H&P: Patient presented with shortness of breath and palpitations noted to be in atrial fibrillation and with AKI. Patient with baseline creatinine of 1.1, noted as 1.5 on admission. Give IVF for AKI and monitor labs. Platelets 64, consult Hematology for ITP treatment recommendations
PMH: Idiopathic thrombocytopenia purpura (ITP) treated in past with IVIG with last known platelet level 150, COPD, paroxysmal atrial fibrillation.
Home Medications: Prednisone 10 mg po daily, Eliquis 5mg po bid, Symbicort 160 mcg inhalation aerosol 2 puffs bid, Combivent Respimat 20 mcg one puff qid
Physical Exam: VS:110/60, 114, 27, 100.9F, BMI 38.2 and patient complaining of feeling light headed with palpitations.
Labs: On admission: Platelets 64×10 (9)/L, creatinine 1.5, Day 2 platelets 105×10 (9)/L, creatinine 3.39. Day 3 platelets 110 (9)/L, creatinine 3.23, Day 4 platelets 115, creatinine 2.02, Day 5 platelets 123, creatinine 1.79
U/S Kidneys: Bilateral kidneys unremarkable, no hydronephrosis.
Hematology/Oncology Consult: Day of admission: Patient with a history of persistent atrial fibrillation and ITP with a decrease in platelets lower than baseline of 150. Give IV immune globulin (IVIG).
Treatment: Diltiazem 25mg IV x2, Plavix 75mg po daily, Metoprolol 12.5mg po bid, IVIG 400mg/kg daily-discontinued on day 2, IVF NS 100ml/hour, monitor creatinine levels daily
Discharge Summary: Patient admitted with persistent atrial fibrillation, ITP, and AKI. Patient to f/u with cardiology for atrial fibrillation.

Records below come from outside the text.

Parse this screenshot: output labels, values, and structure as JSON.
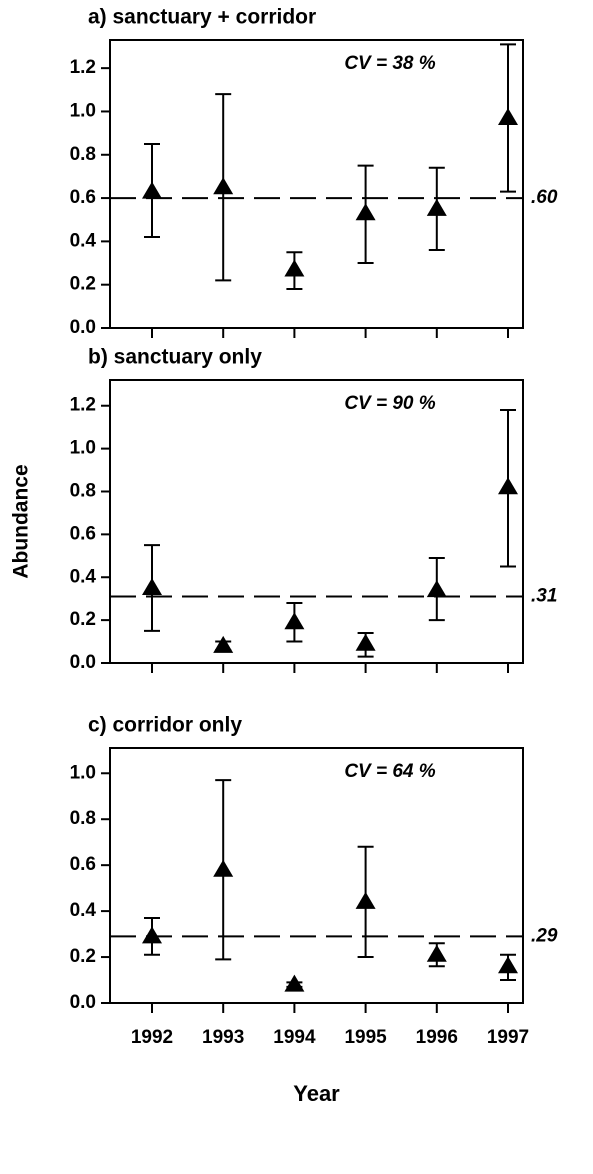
{
  "chart_data": [
    {
      "type": "errorbar",
      "title": "a) sanctuary + corridor",
      "annotation": "CV = 38 %",
      "values": [
        0.63,
        0.65,
        0.27,
        0.53,
        0.55,
        0.97
      ],
      "lower": [
        0.42,
        0.22,
        0.18,
        0.3,
        0.36,
        0.63
      ],
      "upper": [
        0.85,
        1.08,
        0.35,
        0.75,
        0.74,
        1.31
      ],
      "mean": 0.6,
      "mean_label": ".60",
      "ylim": [
        0,
        1.33
      ],
      "yticks": [
        {
          "value": 0,
          "label": "0.0"
        },
        {
          "value": 0.2,
          "label": "0.2"
        },
        {
          "value": 0.4,
          "label": "0.4"
        },
        {
          "value": 0.6,
          "label": "0.6"
        },
        {
          "value": 0.8,
          "label": "0.8"
        },
        {
          "value": 1.0,
          "label": "1.0"
        },
        {
          "value": 1.2,
          "label": "1.2"
        }
      ]
    },
    {
      "type": "errorbar",
      "title": "b) sanctuary only",
      "annotation": "CV = 90 %",
      "y_label": "Abundance",
      "values": [
        0.35,
        0.08,
        0.19,
        0.09,
        0.34,
        0.82
      ],
      "lower": [
        0.15,
        0.06,
        0.1,
        0.03,
        0.2,
        0.45
      ],
      "upper": [
        0.55,
        0.1,
        0.28,
        0.14,
        0.49,
        1.18
      ],
      "mean": 0.31,
      "mean_label": ".31",
      "ylim": [
        0,
        1.32
      ],
      "yticks": [
        {
          "value": 0,
          "label": "0.0"
        },
        {
          "value": 0.2,
          "label": "0.2"
        },
        {
          "value": 0.4,
          "label": "0.4"
        },
        {
          "value": 0.6,
          "label": "0.6"
        },
        {
          "value": 0.8,
          "label": "0.8"
        },
        {
          "value": 1.0,
          "label": "1.0"
        },
        {
          "value": 1.2,
          "label": "1.2"
        }
      ]
    },
    {
      "type": "errorbar",
      "title": "c) corridor only",
      "annotation": "CV = 64 %",
      "x_label": "Year",
      "categories": [
        "1992",
        "1993",
        "1994",
        "1995",
        "1996",
        "1997"
      ],
      "values": [
        0.29,
        0.58,
        0.08,
        0.44,
        0.21,
        0.16
      ],
      "lower": [
        0.21,
        0.19,
        0.07,
        0.2,
        0.16,
        0.1
      ],
      "upper": [
        0.37,
        0.97,
        0.09,
        0.68,
        0.26,
        0.21
      ],
      "mean": 0.29,
      "mean_label": ".29",
      "ylim": [
        0,
        1.11
      ],
      "yticks": [
        {
          "value": 0,
          "label": "0.0"
        },
        {
          "value": 0.2,
          "label": "0.2"
        },
        {
          "value": 0.4,
          "label": "0.4"
        },
        {
          "value": 0.6,
          "label": "0.6"
        },
        {
          "value": 0.8,
          "label": "0.8"
        },
        {
          "value": 1.0,
          "label": "1.0"
        }
      ]
    }
  ]
}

AKI which is resolving with creatinine down to 1.79. Plan monitor creatinine outpatient.
Discharge Medication: Prednisone 10 mg po daily, Eliquis 5mg po bid, Symbicort 160 mcg inhalation aerosol 2 puffs bid Combivent Respimat 20 mcg one puff qid
Question: Are there query opportunities based on the scenario stated above?
Discussion: The patient presented with shortness of breath and palpitations. Patient with persistent atrial fibrillation, AKI, and worsening platelet count. After the administration of IVIG the patient had worsening creatinine levels. The creatinine level remained elevated with a near return to baseline by the 5th day. AKI that lasts for greater than 72 hours should be evaluated for the additional diagnosis of Acute Kidney Injury (AKI) with Acute Tubular Necrosis (ATN). Acute Tubular Necrosis is the cause of AKI in approximately 30% of hospitalized patients. However, it is a diagnosis that is frequently overlooked resulting in the need to query for clarification.
UASI Recommends:
Query for Acute Kidney Injury with Acute Tubular Necrosis
Documentation without Clarification:
Principal Diagnosis: I48.19 Other persistent atrial fibrillation
Secondary Diagnosis: J44.9 COPD, D69.2 Immune thrombocytopenic purpura (ITP), N179 Acute Kidney Injury (AKI)
Working DRG: 309
RW: 0.7494 GLMOS: 2.4 SOI/ROM: 2/2
Documentation with Clarification:
Principal Diagnosis: I48.19 Other persistent atrial fibrillation
Secondary Diagnosis: J44.9 COPD, D69.2 Immune thrombocytopenic purpura (ITP), N17.0 Acute Kidney Injury (AKI) with Acute Tubular Necrosis
Working DRG 308
RW: 1.1993 GLMOS: 3.5 SOI/ROM: 3/3
CDI Educational Tips:
- Monitor for AKI that is not resolved in 72 hours or less for the diagnosis of ATN.
- Acute Tubular Necrosis (ATN) is defined as AKI due to an ischemic injury or a toxic injury which leads to dysfunction of the renal tubules.
- ATN must meet criteria for AKI with a cause for ATN such as IV contrast, toxins, or medications.
- Elevation of urine sodium concentration and fractional excretion of sodium are optional lab tests but can be found to be normal. Therefore, normal levels do not exclude the diagnosis of ATN.
- ATN can lead to electrolyte imbalances, monitor for imbalance especially hyperkalemia and hyponatremia. Query as needed.
- ATN is a more specific and accurate diagnosis that provides an MCC which further represents the severity of illness of the patient.
This is a short synopsis of a possible patient record and is not intended to be all inclusive. This is for educational purposes only and not intended to replace your institutional guidelines.